Oosthoek encyclopedie

Oosthoek's Uitgevers Mij. N.V (1916-1925)

Gepubliceerd op 12-01-2019

Pommeren

betekenis & definitie

Pommeren - Pruis. prov. aan de Oostzee; 30.130 K.M.2, dus bijna Nederl. ; 1,72 mil. inw.; 67 per K.M.2, 96,4 % Prot. Voor-P., links van de Oder, is zeer vruchtbaar, Achter-P., rechts, veel grooter, maar levert weinig op, doordat het een deel is van den Baltischen (P.schen) rug. Mooi is het wel door de talrijke meren en boschrijke hoogten; 1/10 van het land bestaat uit veen. P. heeft 66 % bouwland, dus meer naar verhouding dan Duitschland (48,7 %); als in heel Oost-Duitschland is er grootgrondbezit.

Schapen zijn er veel, 306 per 1000 H.A., tegen 133 sch. voor Duitschl. Verder visscherij en ganzenteelt. Industrie is er haast niet, groote steden evenmin, behalve Stettin. — Geschiedenis. Te oordeelen naar vondsten gedaan bij Endingen, moet P. bewoond zijn geworden in den Ancylustijd. De bevolking, die hier aangetroffen werd en welke, voor zoover dit nagegaan kan worden uit vondsten (b.v. bij Ryck), vrij talrijk moet geweest zijn aan de kusten, ontving haar cultuur uit ’t Zuiden. Door de uitbreiding van de zee in den Litorinatijd moesten de bewoners het land verlaten. Eerst na het inkrimpen van de zee werd P. opnieuw bevolkt. Deze bevolking stond op een hooger trap van beschaving.

Hun dooden begroeven zij in kegelvormige hunebedden (b.v. bij Jasmund), welke men alleen aantreft bewesten de Dievenow, terwijl de sieraden, vervaardigd uit goud en lanspunten, uit vreemde, niet in P. voorkomende steensoorten, wijzen op handel. In een latere periode wordt ook brons gebruikt. De dooden werden niet meer begraven, maar verbrand. Bij den aanvang van onze jaartelling was P. bewoond door Germaansche stammen, die met de Romeinen in ruilverkeer stonden en 500 n. C. door Slavische stammen werden verdrongen, welke zich hier blijvend vestigden. Op Rügen woonden de Ranen, in Voor-Pommeren de Wilzen en in Achter-Pommeren de Pommeren. De verschillende stammen waren zelfstandig, maar hadden gemeenschappelijke heiligdommen. Geschreven berichten heeft men van hen niet; hun taal kent men alleen uit plaats- en eigennamen, terwijl men hun cultuur eenigszins kan nagaan uit de z.g.n. burgwallen en ’t aardewerk, dat men in de nabijheid dier burgwallen gevonden heeft (b.v. de Silberberg bij Wollin). Veel hadden deze Slavische stammen te lijden van de strooptochten der Pruisen, Noormannen en Polen.
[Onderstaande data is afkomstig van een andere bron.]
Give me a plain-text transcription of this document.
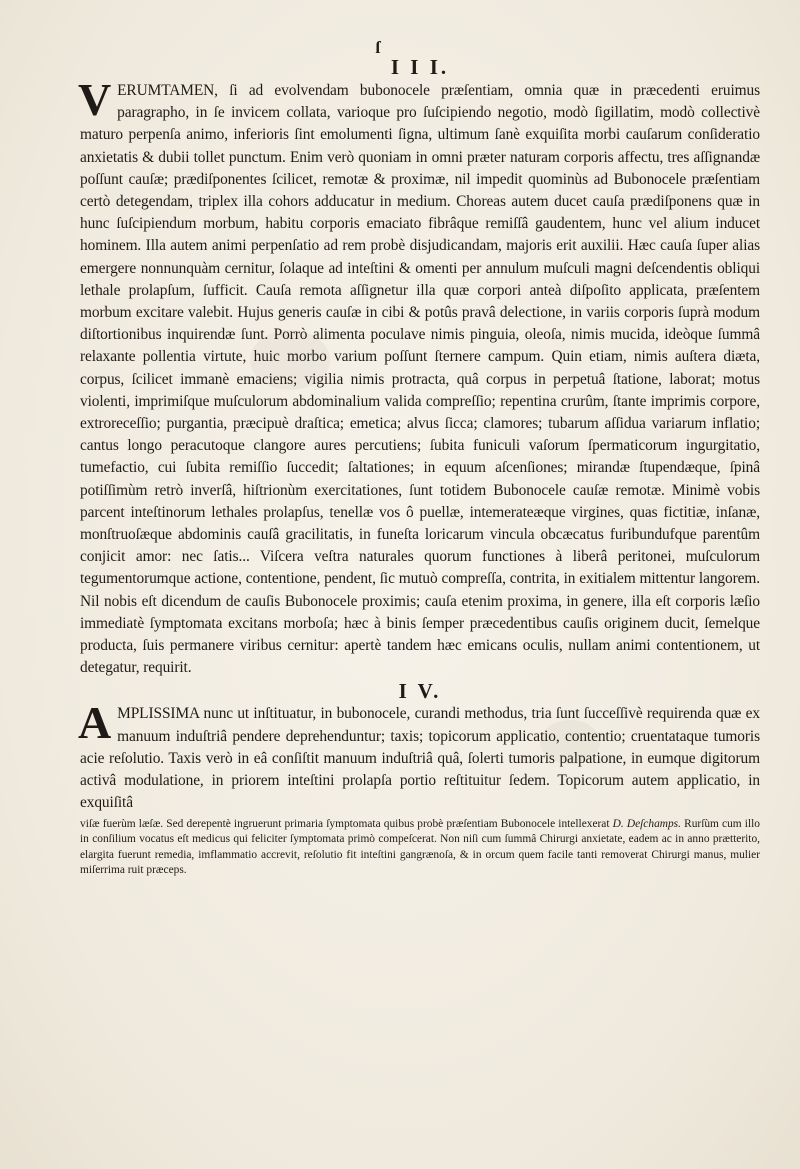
ſ
I I I.

VERUMTAMEN, ſi ad evolvendam bubonocele præſentiam, omnia quæ in præcedenti eruimus paragrapho, in ſe invicem collata, varioque pro ſuſcipiendo negotio, modò ſigillatim, modò collectivè maturo perpenſa animo, inferioris ſint emolumenti ſigna, ultimum ſanè exquiſita morbi cauſarum conſideratio anxietatis & dubii tollet punctum. Enim verò quoniam in omni præter naturam corporis affectu, tres aſſignandæ poſſunt cauſæ; prædiſponentes ſcilicet, remotæ & proximæ, nil impedit quominùs ad Bubonocele præſentiam certò detegendam, triplex illa cohors adducatur in medium. Choreas autem ducet cauſa prædiſponens quæ in hunc ſuſcipiendum morbum, habitu corporis emaciato fibrâque remiſſâ gaudentem, hunc vel alium inducet hominem. Illa autem animi perpenſatio ad rem probè disjudicandam, majoris erit auxilii. Hæc cauſa ſuper alias emergere nonnunquàm cernitur, ſolaque ad inteſtini & omenti per annulum muſculi magni deſcendentis obliqui lethale prolapſum, ſufficit. Cauſa remota aſſignetur illa quæ corpori anteà diſpoſito applicata, præſentem morbum excitare valebit. Hujus generis cauſæ in cibi & potûs pravâ delectione, in variis corporis ſuprà modum diſtortionibus inquirendæ ſunt. Porrò alimenta poculave nimis pinguia, oleoſa, nimis mucida, ideòque ſummâ relaxante pollentia virtute, huic morbo varium poſſunt ſternere campum. Quin etiam, nimis auſtera diæta, corpus, ſcilicet immanè emaciens; vigilia nimis protracta, quâ corpus in perpetuâ ſtatione, laborat; motus violenti, imprimiſque muſculorum abdominalium valida compreſſio; repentina crurûm, ſtante imprimis corpore, extroreceſſio; purgantia, præcipuè draſtica; emetica; alvus ſicca; clamores; tubarum aſſidua variarum inflatio; cantus longo peracutoque clangore aures percutiens; ſubita funiculi vaſorum ſpermaticorum ingurgitatio, tumefactio, cui ſubita remiſſio ſuccedit; ſaltationes; in equum aſcenſiones; mirandæ ſtupendæque, ſpinâ potiſſimùm retrò inverſâ, hiſtrionùm exercitationes, ſunt totidem Bubonocele cauſæ remotæ. Minimè vobis parcent inteſtinorum lethales prolapſus, tenellæ vos ô puellæ, intemerateæque virgines, quas fictitiæ, inſanæ, monſtruoſæque abdominis cauſâ gracilitatis, in funeſta loricarum vincula obcæcatus furibundufque parentûm conjicit amor: nec ſatis... Viſcera veſtra naturales quorum functiones à liberâ peritonei, muſculorum tegumentorumque actione, contentione, pendent, ſic mutuò compreſſa, contrita, in exitialem mittentur langorem. Nil nobis eſt dicendum de cauſis Bubonocele proximis; cauſa etenim proxima, in genere, illa eſt corporis læſio immediatè ſymptomata excitans morboſa; hæc à binis ſemper præcedentibus cauſis originem ducit, ſemelque producta, ſuis permanere viribus cernitur: apertè tandem hæc emicans oculis, nullam animi contentionem, ut detegatur, requirit.

I V.

AMPLISSIMA nunc ut inſtituatur, in bubonocele, curandi methodus, tria ſunt ſucceſſivè requirenda quæ ex manuum induſtriâ pendere deprehenduntur; taxis; topicorum applicatio, contentio; cruentataque tumoris acie reſolutio. Taxis verò in eâ conſiſtit manuum induſtriâ quâ, ſolerti tumoris palpatione, in eumque digitorum activâ modulatione, in priorem inteſtini prolapſa portio reſtituitur ſedem. Topicorum autem applicatio, in exquiſitâ

viſæ fuerùm læſæ. Sed derepentè ingruerunt primaria ſymptomata quibus probè præſentiam Bubonocele intellexerat D. Deſchamps. Rurſùm cum illo in conſilium vocatus eſt medicus qui feliciter ſymptomata primò compeſcerat. Non niſi cum ſummâ Chirurgi anxietate, eadem ac in anno prætterito, elargita fuerunt remedia, imflammatio accrevit, reſolutio fit inteſtini gangrænoſa, & in orcum quem facile tanti removerat Chirurgi manus, mulier miſerrima ruit præceps.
Boleslaw III van Polen onderwierp (1114) een groot deel van het tegenwoordige P., waar Otto van Bamberg optrad als prediker van het Christendom, dat hier verder verbreid werd door Praemonstrantenser monniken (kloosters bij St. Brandenburg, Treptow, Granzow en op Usedom gesticht in de jaren 1150—1178) en Cistercienser monniken (kloosters bij Stettin, Greifswald en op Rügen, gesticht in de jaren 1173—1199), die bovendien ook bijdroegen tot de germaniseering van ’t land, welke ook nog bevorderd werd door ’t bisdom Kammin, de Johanniterorde (bij Stargard) en de Tempeliers (in de z.g.n. Neumark). Verschillende steden ontstonden er in de 13de eeuw, zooals Stralsund, Stettin, Greifswald, enz., die spoedig een groote beteekenis kregen door den handel en er in slaagden zich los te maken van ’t gezag der hertogen, die van 1203—1227 ’t oppergezag van den Deenschen koning Waldemar II hadden moeten erkennen. Sedert 1295 was P. gesplitst in twee vorstendommen P.-Stettin en P.-Wolgast. Door Wratislav van P.-Wolgast werd in 1456 te Greifswald een universiteit gesticht. De hervorming vond in de beide landschappen spoedig ingang en werd in 1534 de heerschende godsdienst, welke geregeld werd door den leerling van Luther, Johan Buggenhagen. Na ’t uitsterven van de regeerende familie van P.Wolgast, werd dit landschap met P.-Stettin vereenigd door Bogislav XIV, onder wiens bestuur ’t land te lijden had van den inval der keizerlijke troepen onder Wallenstein. Na den dood van Bogislav in 1637 maakte de keurvorst van Brandenburg aanspraak op het hertogdom, dat bij den vrede van Munster gesplitst werd in een Zweedsch deel (Voor-P. met Stettin) en een Brandenburgsch deel (Achter-P. met Kammin).

Na den ZweedschPoolschen oorlog (1655—1660) kreeg de Brand, keurvorst Bütow en Lauenburg, terwijl hij bij den vrede van St. Germain Greifenhagen kreeg. Na den Noorschen oorlog (1700—1720) kwam Voor-P. bezuiden de Peene (Oud-Voor-P.) aan Brandenburg. In 1815 kwam ’t laatste Zweedsche gebied (Nieuw-Voor-P. met Rügen) aan den Brandenburg-Pruisischen staat. Verder volgde P. de lotgevallen van dezen staat. — Litt.: a. Bronnen: Codex Pomeraniae diplomaticus (ed.

Hasselbach und Rosegarten); Pommersches Urkundenbuch; b. Schrijvers: Mass, Pommersche Geschichte (1899); Wehmann, Gesch. von Pommern (1903 e. v.); Schumann, Die Kultur Pommerns in vorgesch. Zeit (1897); Baier, Vorgesch. Gräber auf Rügen und in Vorpommern (Pomm. Jahrb. 1904) ; c. Tijdschriften: Baltische Studien (1832 e. v.); Pommersche Jahrbücher (1900 e. V.).